Feb 27, 2011 12:10
One of my weird flaws as a person is my inability to spend money. Now this probably doesn't sound like such a bad thing, but it really is for me because it can get absolutely ridiculous.
The only things I can buy without feeling terribly guilty about it is gas and food because I have no choice really. I'd also pay bills if I had them. Buying anything indulgent is often difficult for me though. Even buying items such as shampoo, face wash, make up, etc is hard for me to justify...even when I need them!
What I tend to do is tell myself I can buy something when my next paycheck comes so that way I save more money. The problem is, I'll keep pushing this back further and further to a point where I simply don't ever buy anything for myself.

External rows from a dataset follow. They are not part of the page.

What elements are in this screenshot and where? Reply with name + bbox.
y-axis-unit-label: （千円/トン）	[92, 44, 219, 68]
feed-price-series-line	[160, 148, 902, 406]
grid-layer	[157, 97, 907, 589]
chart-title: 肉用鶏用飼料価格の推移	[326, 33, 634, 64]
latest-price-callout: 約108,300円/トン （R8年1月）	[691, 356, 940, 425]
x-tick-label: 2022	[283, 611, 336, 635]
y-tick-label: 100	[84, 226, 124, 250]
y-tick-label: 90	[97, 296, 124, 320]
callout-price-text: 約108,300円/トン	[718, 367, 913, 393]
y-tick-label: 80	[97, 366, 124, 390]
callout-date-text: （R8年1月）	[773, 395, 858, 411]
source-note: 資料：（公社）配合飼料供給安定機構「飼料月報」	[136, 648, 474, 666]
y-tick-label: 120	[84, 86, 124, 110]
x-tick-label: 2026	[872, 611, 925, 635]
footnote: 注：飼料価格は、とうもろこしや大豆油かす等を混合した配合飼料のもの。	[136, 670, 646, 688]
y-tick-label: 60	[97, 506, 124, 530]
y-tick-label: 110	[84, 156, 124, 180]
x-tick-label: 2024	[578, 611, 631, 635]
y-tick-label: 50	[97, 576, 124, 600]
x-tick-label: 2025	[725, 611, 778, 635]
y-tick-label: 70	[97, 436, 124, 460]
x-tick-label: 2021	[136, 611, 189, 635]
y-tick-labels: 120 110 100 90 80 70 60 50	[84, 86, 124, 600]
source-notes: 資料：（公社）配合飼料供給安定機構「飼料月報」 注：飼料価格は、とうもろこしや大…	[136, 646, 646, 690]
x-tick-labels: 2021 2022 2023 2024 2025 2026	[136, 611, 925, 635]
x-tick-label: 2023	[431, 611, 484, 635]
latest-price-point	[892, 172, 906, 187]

For example: I'm going to have a chance to buy an iPhone soon and I'm already stressing out about how I'm going to afford it...which is silly because I can very easily afford it! I don't have to pay rent and I save a good portion of every paycheck into my savings. It'll be no problem to buy an iPhone! Yet I've been treating the situation as though it's going to be incredibly hard to afford it, oh no what will I do, I can't let that money go!
It's certainly better than overspending. Also, I feel like my savings is really meager considering what a miser I am, but that could just be me.
It's going to be really hard for me next month seeing as I can get my iPhone at the end of March and two games I want are coming out (Dragon Age 2 and Medieval Sims). I need to tell myself to shut up basically :P.